Pero ¿qué significa para nosotros el término
"reconciliación"?. Para captar su sentido y su valor
exactos, es necesario ante todo darse cuenta de la posibilidad de la
división, de la separación. Sí, el hombre
es la única criatura en la tierra que puede establecer una relación
de comunión con su Creador, pero también es la única que puede
separarse de Él. De hecho, por desgracia, con frecuencia
se aleja de Dios.
Afortunadamente,
muchos, como el hijo pródigo, del que habla el evangelio de san
Lucas (cf. Lc 15, 13), después de abandonar la casa paterna y
disipar la herencia recibida, al tocar fondo, se dan cuenta de todo
lo que han perdido (cf. Lc 15, 13-17). Entonces, emprenden el camino
de vuelta: « Me levantaré, iré a
mi padre y le diré: "Padre, pequé..." »
(Lc 15, 18).
Dios,
bien representado por el padre de la parábola, acoge a todo hijo
pródigo que vuelve a él. Lo acoge por medio de Cristo, en quien el
pecador puede volver a ser "justo" con la justicia de Dios.
Lo acoge, porque hizo pecado por nosotros a su Hijo eterno. Sí, sólo
por medio de Cristo podemos llegar a ser justicia de Dios (cf. 2 Co
5, 21).
6.
"Dios tanto amó al mundo que dio a su Hijo único".
¡Éste es en síntesis, el significado, del misterio de la redención
del mundo!. Hay que darse cuenta plenamente del valor del gran don
que el Padre nos ha hecho en Jesús. Es
necesario que ante la mirada de nuestra alma se presente Cristo, el
Cristo de Getsemaní, el Cristo flagelado, coronado de espinas, con
la cruz a cuestas y, por último, crucificado. Cristo tomó
sobre sí el peso de los pecados de todos los hombres, el peso de
nuestros pecados, para que, en virtud de su sacrificio salvífico,
pudiéramos reconciliarnos con Dios.
Saulo
de Tarso, convertido en San Pablo, se presenta hoy ante nosotros como
testigo: él experimentó, de modo singular, la fuerza de la cruz en
el camino de Damasco. El Resucitado se le manifestó con todo el
esplendor de su poder: "Saulo,
Saulo, ¿por qué me persigues? (...) ¿Quién
eres, Señor? (...) Yo soy Jesús,
a quien tú persigues" (Hch 9, 4-5). San Pablo,
que experimentó con tanta fuerza el poder de la cruz de Cristo, se
dirige hoy a nosotros con una ardiente súplica: "Os
exhortamos a que no recibáis en vano la gracia de Dios".

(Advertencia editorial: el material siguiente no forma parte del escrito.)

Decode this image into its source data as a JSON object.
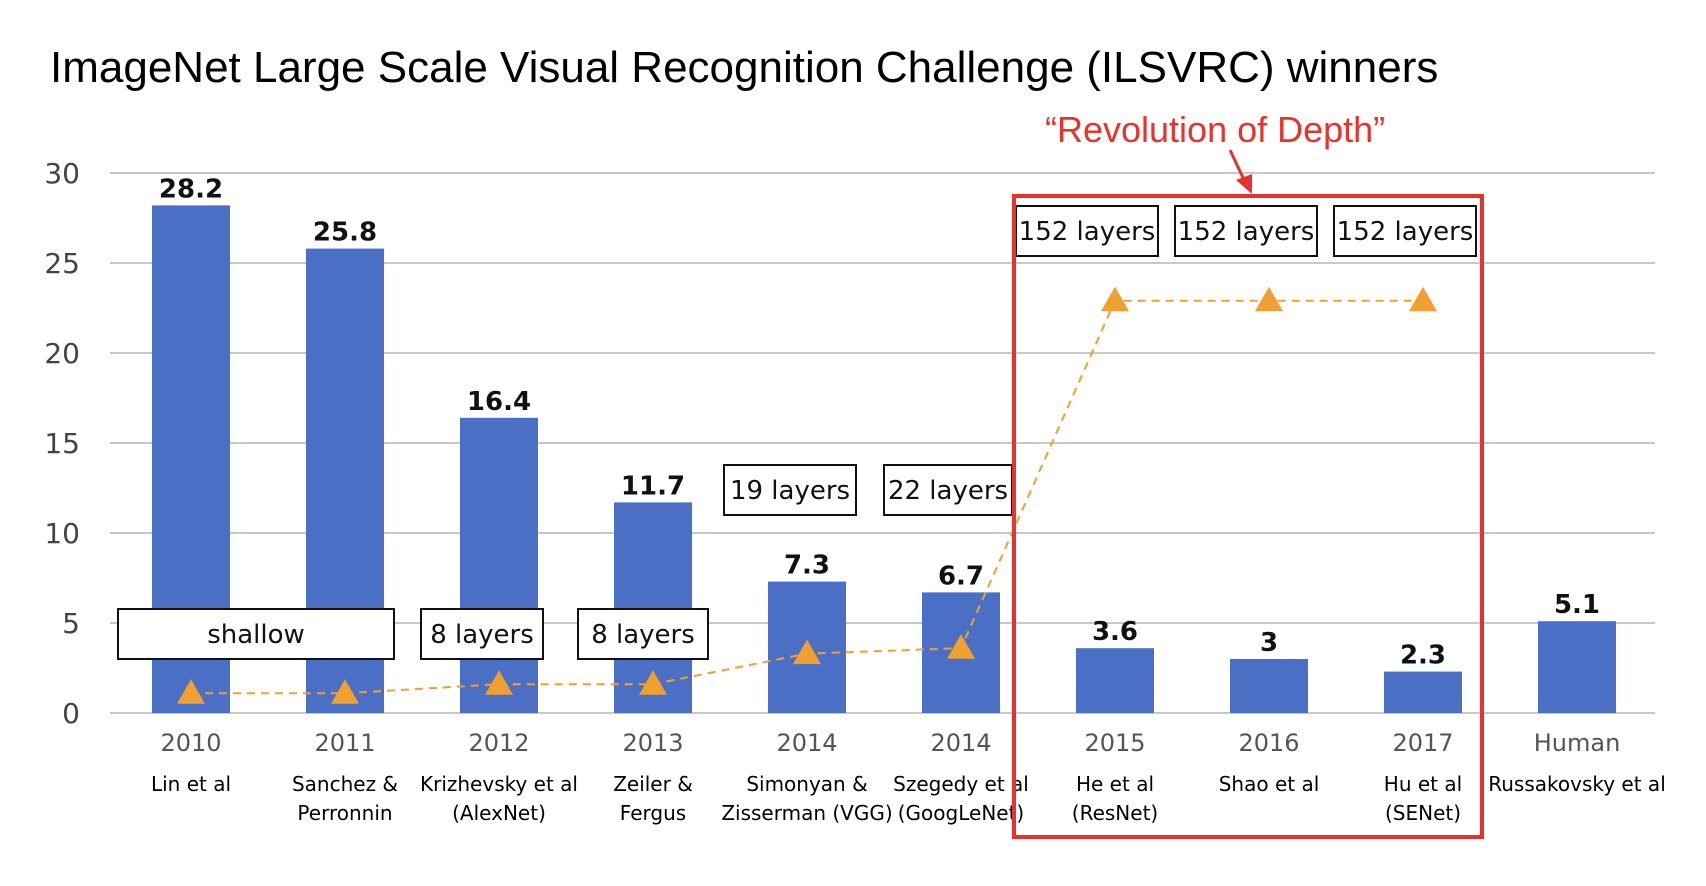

San Pablo insiste en que esta gracia nos la ofrece Dios mismo, que
nos dice hoy a nosotros: "En el tiempo favorable te escuché,
y en el día de salvación te ayudé" (2 Co 6, 2).
María,
Madre del perdón, ayúdanos a acoger la gracia del perdón que el
jubileo nos ofrece abundantemente. Haz que la Cuaresma de este
extraordinario Año Santo sea para todos los creyentes, y para cada
hombre que busca a Dios, el momento favorable, el tiempo de la
reconciliación, el tiempo de la salvación.
Oración:
Dios Todopoderoso y Eterno, ayúdanos a perdonar para así ser
perdonados, ayúdanos a ser compasivos para obtener compasión,
ayúdanos a permitir que seamos ayudados por nuestro prójimo. Que la
paz se restablezca en toda la Tierra y podamos recibir tu Paz. Amén.